Il governo presenta la social card di 40 euro mensili, una spesa di 450 milioni di euro, più gli sconti delle catene commerciali, di cui solo Coop è chiamata a contribuire.
40 euro sono sempre meglio di niente, e di questi tempi non si rifiuta niente, non si può rifiutare.
Mi chiedo perché di fronte ad una situazione di recessione economica evidente, e una difficoltà oggettiva da parte di moltissimi comuni a ottemperare anche alla copertura dei servizi essenziali, si stanzino per gentile concessione del governo, la somma di 700 milioni di euro ai comuni di Catania e di Roma. L’evasione fiscale aumenta, favorita dall’eliminazione delle misure introdotte dal governo Prodi, 6 miliardi di euro da maggio c’è costata questa perla di lungimiranza, si rimpiange un pochino il governo Prodi eh?
Si tagliano i servizi sociali, i trasporti, tutto quello che risponde a “pubblico”, si vuole privatizzare tutto: dall’acqua “ bene primario”, alla sanità, la scuola, si crea un solco sempre più profondo nella distinzione sociale, già dalla nascita.

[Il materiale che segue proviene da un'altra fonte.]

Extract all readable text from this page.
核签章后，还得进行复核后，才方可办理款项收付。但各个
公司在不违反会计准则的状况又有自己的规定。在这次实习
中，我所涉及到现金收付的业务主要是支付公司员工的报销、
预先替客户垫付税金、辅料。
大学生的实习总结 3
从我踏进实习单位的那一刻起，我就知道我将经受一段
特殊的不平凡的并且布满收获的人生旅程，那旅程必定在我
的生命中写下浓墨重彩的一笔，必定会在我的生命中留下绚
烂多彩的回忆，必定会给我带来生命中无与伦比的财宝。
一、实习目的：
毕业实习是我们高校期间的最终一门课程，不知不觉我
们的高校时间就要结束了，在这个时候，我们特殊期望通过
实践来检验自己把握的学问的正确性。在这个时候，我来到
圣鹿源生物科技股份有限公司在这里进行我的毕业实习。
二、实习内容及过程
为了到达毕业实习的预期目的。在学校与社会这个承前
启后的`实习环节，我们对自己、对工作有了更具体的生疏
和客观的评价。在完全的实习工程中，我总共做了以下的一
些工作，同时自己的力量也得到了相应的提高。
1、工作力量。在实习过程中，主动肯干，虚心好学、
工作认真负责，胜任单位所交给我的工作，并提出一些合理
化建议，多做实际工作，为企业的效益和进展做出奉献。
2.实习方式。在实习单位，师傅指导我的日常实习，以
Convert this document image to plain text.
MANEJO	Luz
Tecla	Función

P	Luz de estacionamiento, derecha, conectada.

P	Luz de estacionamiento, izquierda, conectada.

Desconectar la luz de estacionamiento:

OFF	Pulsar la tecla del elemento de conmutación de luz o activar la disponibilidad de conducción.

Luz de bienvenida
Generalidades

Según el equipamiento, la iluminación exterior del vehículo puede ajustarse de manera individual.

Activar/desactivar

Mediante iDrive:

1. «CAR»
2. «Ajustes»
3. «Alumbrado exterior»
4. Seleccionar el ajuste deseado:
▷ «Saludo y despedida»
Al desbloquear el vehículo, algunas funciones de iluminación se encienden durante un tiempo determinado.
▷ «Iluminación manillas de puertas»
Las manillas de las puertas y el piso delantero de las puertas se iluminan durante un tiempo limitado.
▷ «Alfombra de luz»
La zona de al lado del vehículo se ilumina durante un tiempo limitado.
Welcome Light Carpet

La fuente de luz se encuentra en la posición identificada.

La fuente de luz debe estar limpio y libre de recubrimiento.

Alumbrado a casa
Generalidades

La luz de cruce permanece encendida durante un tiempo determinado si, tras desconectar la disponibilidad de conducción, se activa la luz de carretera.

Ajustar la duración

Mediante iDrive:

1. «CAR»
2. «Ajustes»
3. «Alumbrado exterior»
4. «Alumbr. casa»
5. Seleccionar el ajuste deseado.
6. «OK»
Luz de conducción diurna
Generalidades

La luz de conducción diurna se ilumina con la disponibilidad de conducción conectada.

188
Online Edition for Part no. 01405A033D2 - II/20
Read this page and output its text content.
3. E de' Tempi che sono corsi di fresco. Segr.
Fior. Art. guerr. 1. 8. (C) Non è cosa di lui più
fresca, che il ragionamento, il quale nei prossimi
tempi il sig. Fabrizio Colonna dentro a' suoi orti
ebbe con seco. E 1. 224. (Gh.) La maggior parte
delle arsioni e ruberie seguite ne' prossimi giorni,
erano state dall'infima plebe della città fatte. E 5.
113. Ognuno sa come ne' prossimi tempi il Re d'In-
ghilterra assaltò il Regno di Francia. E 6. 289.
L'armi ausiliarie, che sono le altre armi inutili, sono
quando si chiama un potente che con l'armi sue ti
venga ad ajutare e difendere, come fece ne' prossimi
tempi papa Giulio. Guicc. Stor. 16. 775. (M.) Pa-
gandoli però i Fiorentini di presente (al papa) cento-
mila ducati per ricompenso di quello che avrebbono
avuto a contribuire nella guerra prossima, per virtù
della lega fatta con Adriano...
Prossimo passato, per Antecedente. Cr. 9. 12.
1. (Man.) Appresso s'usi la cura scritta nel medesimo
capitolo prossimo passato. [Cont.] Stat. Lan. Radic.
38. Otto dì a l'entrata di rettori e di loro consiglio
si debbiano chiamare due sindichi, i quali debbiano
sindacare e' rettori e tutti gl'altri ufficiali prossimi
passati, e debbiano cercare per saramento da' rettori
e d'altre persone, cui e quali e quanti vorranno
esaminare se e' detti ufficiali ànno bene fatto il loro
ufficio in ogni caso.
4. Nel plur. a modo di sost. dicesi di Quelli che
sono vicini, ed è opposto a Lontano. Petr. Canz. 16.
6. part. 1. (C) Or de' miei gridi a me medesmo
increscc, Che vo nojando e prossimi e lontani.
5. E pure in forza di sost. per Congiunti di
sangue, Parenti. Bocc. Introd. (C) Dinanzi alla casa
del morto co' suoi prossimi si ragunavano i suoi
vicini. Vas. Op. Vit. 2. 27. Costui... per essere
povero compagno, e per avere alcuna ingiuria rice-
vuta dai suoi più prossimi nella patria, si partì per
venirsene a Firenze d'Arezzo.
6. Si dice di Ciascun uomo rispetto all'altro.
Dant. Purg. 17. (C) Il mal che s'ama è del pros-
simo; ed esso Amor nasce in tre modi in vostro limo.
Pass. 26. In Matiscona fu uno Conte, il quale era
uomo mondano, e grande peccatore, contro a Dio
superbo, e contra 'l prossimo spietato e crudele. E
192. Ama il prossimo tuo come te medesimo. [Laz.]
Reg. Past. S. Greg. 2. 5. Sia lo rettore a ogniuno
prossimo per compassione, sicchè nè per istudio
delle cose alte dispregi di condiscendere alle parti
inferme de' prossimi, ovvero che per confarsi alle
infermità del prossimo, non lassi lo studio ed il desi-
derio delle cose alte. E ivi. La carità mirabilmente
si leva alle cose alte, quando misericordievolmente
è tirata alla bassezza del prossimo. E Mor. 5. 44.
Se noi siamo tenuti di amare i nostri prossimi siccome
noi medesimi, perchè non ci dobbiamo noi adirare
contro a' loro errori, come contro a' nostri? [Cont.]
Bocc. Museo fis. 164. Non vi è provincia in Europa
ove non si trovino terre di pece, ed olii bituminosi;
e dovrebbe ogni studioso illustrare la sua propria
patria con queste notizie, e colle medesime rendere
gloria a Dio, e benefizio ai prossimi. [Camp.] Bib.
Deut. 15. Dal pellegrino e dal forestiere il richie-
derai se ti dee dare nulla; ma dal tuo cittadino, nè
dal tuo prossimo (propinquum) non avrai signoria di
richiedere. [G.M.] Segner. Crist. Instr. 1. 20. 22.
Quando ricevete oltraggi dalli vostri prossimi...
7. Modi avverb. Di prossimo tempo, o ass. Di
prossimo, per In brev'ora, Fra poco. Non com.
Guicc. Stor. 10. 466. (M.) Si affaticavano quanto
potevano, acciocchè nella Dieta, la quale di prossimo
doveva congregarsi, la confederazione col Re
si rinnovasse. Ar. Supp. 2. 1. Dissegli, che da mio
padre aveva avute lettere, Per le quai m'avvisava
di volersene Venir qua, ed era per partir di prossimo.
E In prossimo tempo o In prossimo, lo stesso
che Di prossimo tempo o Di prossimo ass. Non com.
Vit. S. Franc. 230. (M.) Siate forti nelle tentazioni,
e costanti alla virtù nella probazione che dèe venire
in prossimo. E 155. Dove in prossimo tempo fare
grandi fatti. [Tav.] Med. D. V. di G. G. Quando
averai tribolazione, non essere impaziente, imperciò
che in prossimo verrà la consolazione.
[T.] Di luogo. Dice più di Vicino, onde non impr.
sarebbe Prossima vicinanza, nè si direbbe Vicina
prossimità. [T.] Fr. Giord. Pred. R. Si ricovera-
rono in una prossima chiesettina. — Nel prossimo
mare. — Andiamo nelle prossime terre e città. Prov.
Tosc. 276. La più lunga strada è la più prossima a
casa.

Mi chiedo: una politica di tagli, è meglio delle tasse? La coperta corta scopre i piedi dei ceti più deboli, non esiste una politica di redistribuzione, si proteggono le corporazioni a scapito del lavoro dipendente, studenti, pensionati. Questa politica di destra penalizza tutta l’economia reale che è in recessione per un’evidente stagnazione dei consumi. “Consumate italiani”, dice il premier, ma i con i soldi di chi? I suoi? Una forte protesta viene dai comuni d’Italia, di destra e di centro sinistra, una politica economica sbagliata per scelta ideologica, la scelta del potere e dell’insofferenza alla democrazia, la politica della negazione dell’evidenza, e del controllo dell’informazione.
Non discuto la cifra, chiaramente esigua della social card e totalmente insufficiente per una programmazione di rilancio dell’economia, ritengo riprovevole distinguere gli indigenti con la tessera del pane. Si poteva trovare una forma meno evidente per questa insignificante distribuzione di misere risorse, una detassazione, un aumento delle pensioni, una crescita delle tredicesime. No! Ti stampo in testa il marchio del povero, pensa l’uomo di centro destra, così la cassiera se lo ricorda bene che non ci hai i soldi per il pane, anzi tuo figlio non lo faccio andare a scuola con il mio, sia mai me lo inquina, però con le tue tasse, “povero”, ci finanzio le scuole private di mio figlio, e il dottore di mio figlio, il tuo va con gli immigrati che sono poveri come te. Mi fa ridere la destra sociale, sociale de che? Direbbero a Roma. Mi fa ridere la Lega Nord, gli hanno detto ai padani che la Sicilia consuma il 48 per cento del proprio bilancio, otto miliardi e mezzo di euro, solo per la sanità? I padani se lo sognano il Federalismo alleati con la Lega Sud, tutto ciò, non è paradossale? Questo governo non ha idee, annaspa negli slogan facili, l’idillio populista dovrà finire con la presa di coscienza di una triste realtà purtroppo, l’opposizione deve essere pronta, soprattutto unita. Piombino, come altre realtà toscane questa crisi la sente tutta, personalmente ritengo che il ceto medio ne pagherà le spese, allora il disastro sociale sarà drammatico per tutti, il Titanic affonda e il governo fa suonare i violini, c’è da piangere.